I'm interested in FreeBSD but am quite confused on which hardware it supports, I did read the documentation and it confused me even more 

I'd like to know if it will support the following hardware and if will be able to use that for a print server, network storage, and network firewall and wireless access point.

Configuration:
AMD Athlon II x2 220
MSI 760GM-P33
1TB WD Caviar Green
Kingston HyperX 2GB DDR3-1333 CL9
*Wireless card (ASUS PCE-N13)
**Ethernet card: (TP-Link TG-3468)

* If FreeBSD can create a wireless access point.
** All internet traffic goes trough the server and the firewall on it blocks unwanted traffic.


----------



## wblock@ (Jun 3, 2011)

> AMD Athlon II x2 220
> MSI 760GM-P33
> 1TB WD Caviar Green
> Kingston HyperX 2GB DDR3-1333 CL9
> ...



Untested by me, but processor, sure.  Motherboard, yes, the Ethernet will be alc(4) (relatively rare, should be supported but testing first would be preferable).  The Green drives are 4K sectors, so align the partitions with them for performance.  Memory, sure.

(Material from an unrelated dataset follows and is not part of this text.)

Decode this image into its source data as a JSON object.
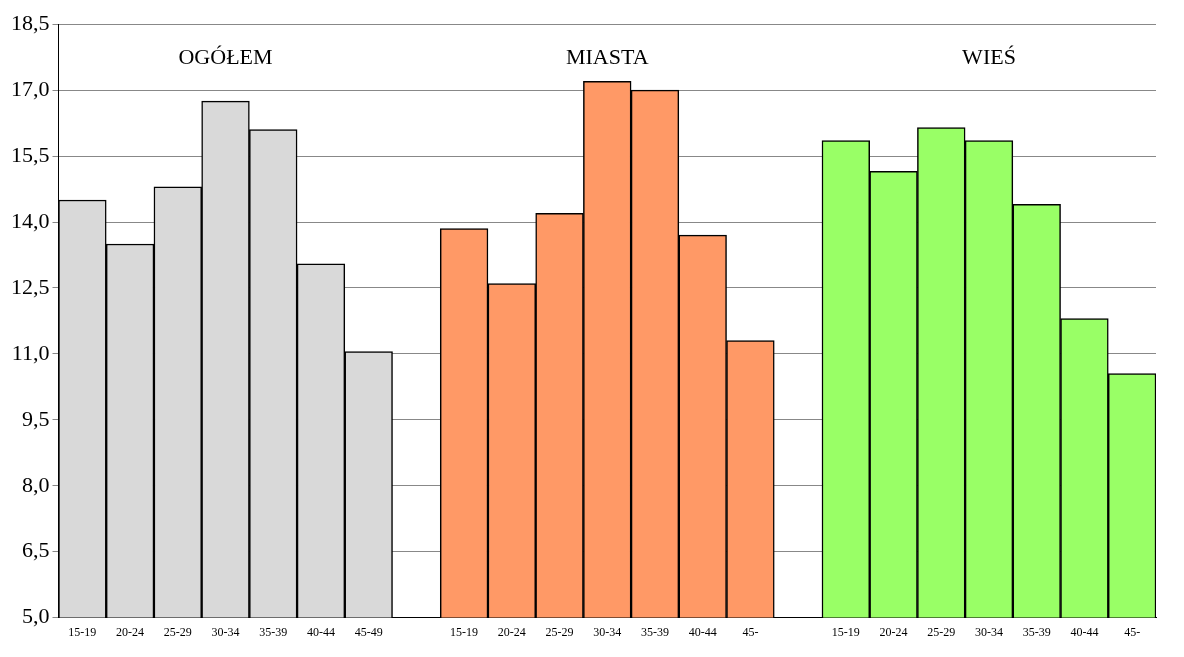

ASUS PCE-N13 has a Ralink 2860 chipset.  Don't know about that.  Even if it has a FreeBSD driver, it may not be usable as an access point.  Search the forums.  Atheros is generally preferred, but newer 802.11n versions aren't fully supported yet.

TP-Link TG-3468 claims to be Realtek RTL8168B, handled by re(4).

A firewall/proxy/AP should not need a terabyte of disk or a fast processor.  Unless you already have the hardware, consider a cheap wireless router with dd-wrt for the AP function in combination with FreeBSD as a firewall and caching proxy.  Or look at pfSense for a prebuilt FreeBSD version.


----------



## Rogy (Jun 4, 2011)

Thank you for your reply 

Apologies to moderators for choosing wrong section.


I chose that configuration because it's actually cheaper than let's say Atom-based systems or the new AMD Fusion systems, and I chose 1TB HDD because I would like to use the system for network storage as well as for print server, network firewall and wireless access point.


----------